Falamos do dia em que Mainza Suassira, maio de 1567, apresentou-se no portão de Coronel Gesuardo em Dindié puxando um cortejo saltimbanco de mucugês, caçanjes, cariris, tabajaras e sicilianos, vestindo esses nada além de imbira, cicatrizes, sanguessugas, maritacas, membros faltantes e varas de taquara com que navegar a lama, vestida ela à moda de ████ São Coro com só uma rede colorida de dormir ao redor do corpo. Odorico Ydriúna, sacristão de Dindié e cronista daquele dia, descreve uma tarde de chumbo com rajadas de chuva que atravessavam a paisagem pesadas e intransponíveis fossem pernas que passeavam de gigantes, arremessando na distância o cristão que nelas por engano relasse.
Coronel Gesuardo era um violento e um molestador e tinha meio Cripocó debaixo do joelho, mas não tinha lastro para ignorar o apelo popular de uma beata da qualha de Suassira: ela não quis entrar e foi Gesuardo a sair para a enxurrada, numa liteira de Sevilha carregada por seis mulheres grávidas.

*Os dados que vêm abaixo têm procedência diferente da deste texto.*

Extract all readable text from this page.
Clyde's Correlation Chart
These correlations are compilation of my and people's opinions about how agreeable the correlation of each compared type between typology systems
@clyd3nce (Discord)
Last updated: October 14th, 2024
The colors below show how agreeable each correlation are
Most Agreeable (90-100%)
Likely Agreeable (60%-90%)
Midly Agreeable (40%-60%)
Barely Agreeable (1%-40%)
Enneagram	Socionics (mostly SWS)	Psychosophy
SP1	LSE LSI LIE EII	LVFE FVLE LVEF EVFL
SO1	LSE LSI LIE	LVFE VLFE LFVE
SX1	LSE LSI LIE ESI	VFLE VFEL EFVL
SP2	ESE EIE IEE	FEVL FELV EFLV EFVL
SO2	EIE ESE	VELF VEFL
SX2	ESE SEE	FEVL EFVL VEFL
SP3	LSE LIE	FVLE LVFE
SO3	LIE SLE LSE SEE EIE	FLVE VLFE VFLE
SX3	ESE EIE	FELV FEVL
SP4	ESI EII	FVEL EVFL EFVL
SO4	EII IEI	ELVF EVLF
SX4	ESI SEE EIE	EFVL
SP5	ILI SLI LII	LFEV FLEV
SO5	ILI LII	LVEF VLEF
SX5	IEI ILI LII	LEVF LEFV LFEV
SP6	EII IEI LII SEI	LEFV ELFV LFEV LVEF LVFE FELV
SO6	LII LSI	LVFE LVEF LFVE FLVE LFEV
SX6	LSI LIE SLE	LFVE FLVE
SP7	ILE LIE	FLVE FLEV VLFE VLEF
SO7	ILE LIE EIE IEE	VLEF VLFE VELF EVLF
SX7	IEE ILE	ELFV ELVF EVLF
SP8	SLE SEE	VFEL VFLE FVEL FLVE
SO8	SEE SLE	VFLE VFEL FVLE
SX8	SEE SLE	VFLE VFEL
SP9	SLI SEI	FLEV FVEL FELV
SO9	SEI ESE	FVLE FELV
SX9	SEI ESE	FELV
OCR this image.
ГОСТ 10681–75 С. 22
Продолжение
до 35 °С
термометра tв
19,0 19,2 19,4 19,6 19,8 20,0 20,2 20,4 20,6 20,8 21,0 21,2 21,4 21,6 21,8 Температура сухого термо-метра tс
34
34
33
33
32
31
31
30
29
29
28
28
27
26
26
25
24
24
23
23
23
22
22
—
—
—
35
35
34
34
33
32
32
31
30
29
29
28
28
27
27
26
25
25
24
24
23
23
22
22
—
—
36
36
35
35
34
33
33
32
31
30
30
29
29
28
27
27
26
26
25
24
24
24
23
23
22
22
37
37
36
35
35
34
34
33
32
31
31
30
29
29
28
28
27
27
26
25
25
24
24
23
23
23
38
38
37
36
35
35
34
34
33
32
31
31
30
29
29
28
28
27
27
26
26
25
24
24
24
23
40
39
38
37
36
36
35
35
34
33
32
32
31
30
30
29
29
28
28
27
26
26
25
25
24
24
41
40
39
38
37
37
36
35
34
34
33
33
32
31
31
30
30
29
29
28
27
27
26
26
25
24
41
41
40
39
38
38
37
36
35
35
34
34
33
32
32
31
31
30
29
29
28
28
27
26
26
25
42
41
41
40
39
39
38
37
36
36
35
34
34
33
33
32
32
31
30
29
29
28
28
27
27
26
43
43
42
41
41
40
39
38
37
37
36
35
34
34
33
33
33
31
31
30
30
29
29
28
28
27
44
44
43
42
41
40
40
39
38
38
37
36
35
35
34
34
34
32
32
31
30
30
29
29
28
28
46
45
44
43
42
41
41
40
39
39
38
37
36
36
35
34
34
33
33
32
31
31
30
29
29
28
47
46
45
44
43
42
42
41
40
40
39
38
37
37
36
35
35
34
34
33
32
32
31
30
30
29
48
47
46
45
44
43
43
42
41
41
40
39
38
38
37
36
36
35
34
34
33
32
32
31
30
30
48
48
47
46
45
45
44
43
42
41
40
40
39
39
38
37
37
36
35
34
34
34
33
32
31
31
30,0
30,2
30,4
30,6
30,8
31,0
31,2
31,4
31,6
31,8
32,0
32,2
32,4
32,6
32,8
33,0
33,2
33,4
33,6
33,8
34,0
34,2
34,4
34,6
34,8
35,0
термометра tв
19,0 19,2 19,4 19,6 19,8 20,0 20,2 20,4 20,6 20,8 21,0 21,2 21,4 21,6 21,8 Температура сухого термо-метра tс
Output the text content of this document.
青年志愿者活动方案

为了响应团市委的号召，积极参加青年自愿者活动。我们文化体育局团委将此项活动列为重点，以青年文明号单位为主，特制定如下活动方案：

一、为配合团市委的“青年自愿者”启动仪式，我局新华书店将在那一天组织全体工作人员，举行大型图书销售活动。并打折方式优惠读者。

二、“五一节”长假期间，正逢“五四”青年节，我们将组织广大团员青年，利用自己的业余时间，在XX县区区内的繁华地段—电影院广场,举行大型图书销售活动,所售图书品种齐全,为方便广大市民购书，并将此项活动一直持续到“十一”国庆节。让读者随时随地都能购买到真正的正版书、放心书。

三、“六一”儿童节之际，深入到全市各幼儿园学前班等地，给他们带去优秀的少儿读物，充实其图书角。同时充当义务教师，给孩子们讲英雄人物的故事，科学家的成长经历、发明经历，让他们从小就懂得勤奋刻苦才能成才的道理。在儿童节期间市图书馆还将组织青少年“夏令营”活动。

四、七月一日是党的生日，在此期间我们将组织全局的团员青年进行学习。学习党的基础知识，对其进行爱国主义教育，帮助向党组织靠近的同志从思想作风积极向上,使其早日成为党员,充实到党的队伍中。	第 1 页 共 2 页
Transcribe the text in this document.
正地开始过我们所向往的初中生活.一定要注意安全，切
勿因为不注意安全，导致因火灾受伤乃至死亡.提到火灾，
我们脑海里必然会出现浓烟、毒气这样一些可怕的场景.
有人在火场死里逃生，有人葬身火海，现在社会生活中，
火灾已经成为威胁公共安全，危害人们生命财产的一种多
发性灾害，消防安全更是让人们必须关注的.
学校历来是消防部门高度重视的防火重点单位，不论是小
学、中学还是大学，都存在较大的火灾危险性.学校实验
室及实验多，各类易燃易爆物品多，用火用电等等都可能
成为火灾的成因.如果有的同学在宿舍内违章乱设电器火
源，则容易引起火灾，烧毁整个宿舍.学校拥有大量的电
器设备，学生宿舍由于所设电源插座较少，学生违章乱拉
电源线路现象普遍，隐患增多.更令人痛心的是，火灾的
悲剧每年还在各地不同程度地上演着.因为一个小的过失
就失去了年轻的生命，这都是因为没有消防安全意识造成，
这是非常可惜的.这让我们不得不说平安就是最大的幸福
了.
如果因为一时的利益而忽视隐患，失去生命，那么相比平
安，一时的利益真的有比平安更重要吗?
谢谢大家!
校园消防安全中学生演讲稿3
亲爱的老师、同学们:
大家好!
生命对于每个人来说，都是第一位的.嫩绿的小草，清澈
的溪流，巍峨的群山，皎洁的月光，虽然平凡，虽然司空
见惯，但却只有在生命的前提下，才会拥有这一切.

Se as imagens na Matriz de Patos e de Sanmarita dão qualquer indicação, Gesuardo encontrou no terreiro uma mulher alta, negra, muito magra; viu um cabelo forte armado, dedos longos reluzentes, um rosto quebrado em ângulos agudos e maçãs do rosto afiadas ao machado.
Nina Rodrigues, contra Teodoro Sampaio, é de opinião que Gesuardo corria verdadeiro risco naquela situação: que, à parte a perfilada milícia de saltimbancos, uma palavra de Suassira poderia ter virado contra o Coronel boa parte do círculo de jagunços que estavam ali para protegê-lo (os fatos posteriores, com a consolidação do Cangaço Bento sob a supervisão de Mainza, fornecem peso não pequeno a essa suposição). Eduardo Viveiros de Castro acrescenta que o Gesuardo sofria de gota e de disenteria, que uma carta estabelece que início daquele mês tinha mandado chamar com urgência de São Mamede um barbeiro perito em sangria, e sugere que o acúmulo de vulnerabilidades pode ter determinado o que acabou acontecendo.
Do que Suassira disse a Coronel Gesuardo debaixo do temporal existem de versões um cento; em cada uma, mesmo quando se contradizem, a santa limita-se a descrever aquilo que está vendo: nenhuma prédica, nenhuma repreensão, nenhuma advertência. Gesuardo é sua visão no sentido mais primário e apocalíptico da palavra: Mainza está olhando para ele e fala do que está vendo.
Do discurso da santa a versão do sacristão Odorico Ydriúna, aquela mais próxima aos fatos no tempo seja no espaço, não é a mais interessante nem a mais fidedigna, mas foi a partir dela que Machado de Assis desenvolveu a sua hipótese, de que com a descrição dos demônios que assediavam o homem, do que estavam fazendo com os membros do seu corpo e – particularmente – do modo em que estavam dispostos em relação uns aos outros certos órgãos externos e internos, Suassira teria convencido Gesuardo não de uma condenação futura, mas de que estava já no inferno sofrendo a mais elaborada das penas: que da punição fazia parte ignorar que a punição estava sendo executada até ser exposto perpetuamente, como se fosse cada uma a primeira vez, à revelação da santa.
Que o coronel tenha imediatamente procurado tirar a própria vida de um modo cruento sem precedentes na história ou na literatura – um modo que, a dizer pouco, requeria enorme investimento físico da parte sua – confirmaria, ao mesmo tempo que um pouco negava, essa leitura. Foi salvo da morte (segundo Ydriúna) pela mão estendida de Suassira ou (segundo Eúba Ogrande) pelo raio que atingiu a liteira de que tinha acabado de sair; certo é que ficou inconsciente por semanas e viveu com membros faltantes pelo resto da vida, juntando-se ao exército de sobreviventes que tinha sido ele mesmo, em grande parte, a fazer mutilar.
Nunca foi perdoado por suas mulheres e ██████ ██████████ amantes, mas alguns filhos trataram-no com gentileza e o grupo de saltimbancos o acolheu sem qualquer transição e ou rancor. Cria-se salvo do inferno, e crendo-se salvo do inferno morreu vinte anos depois.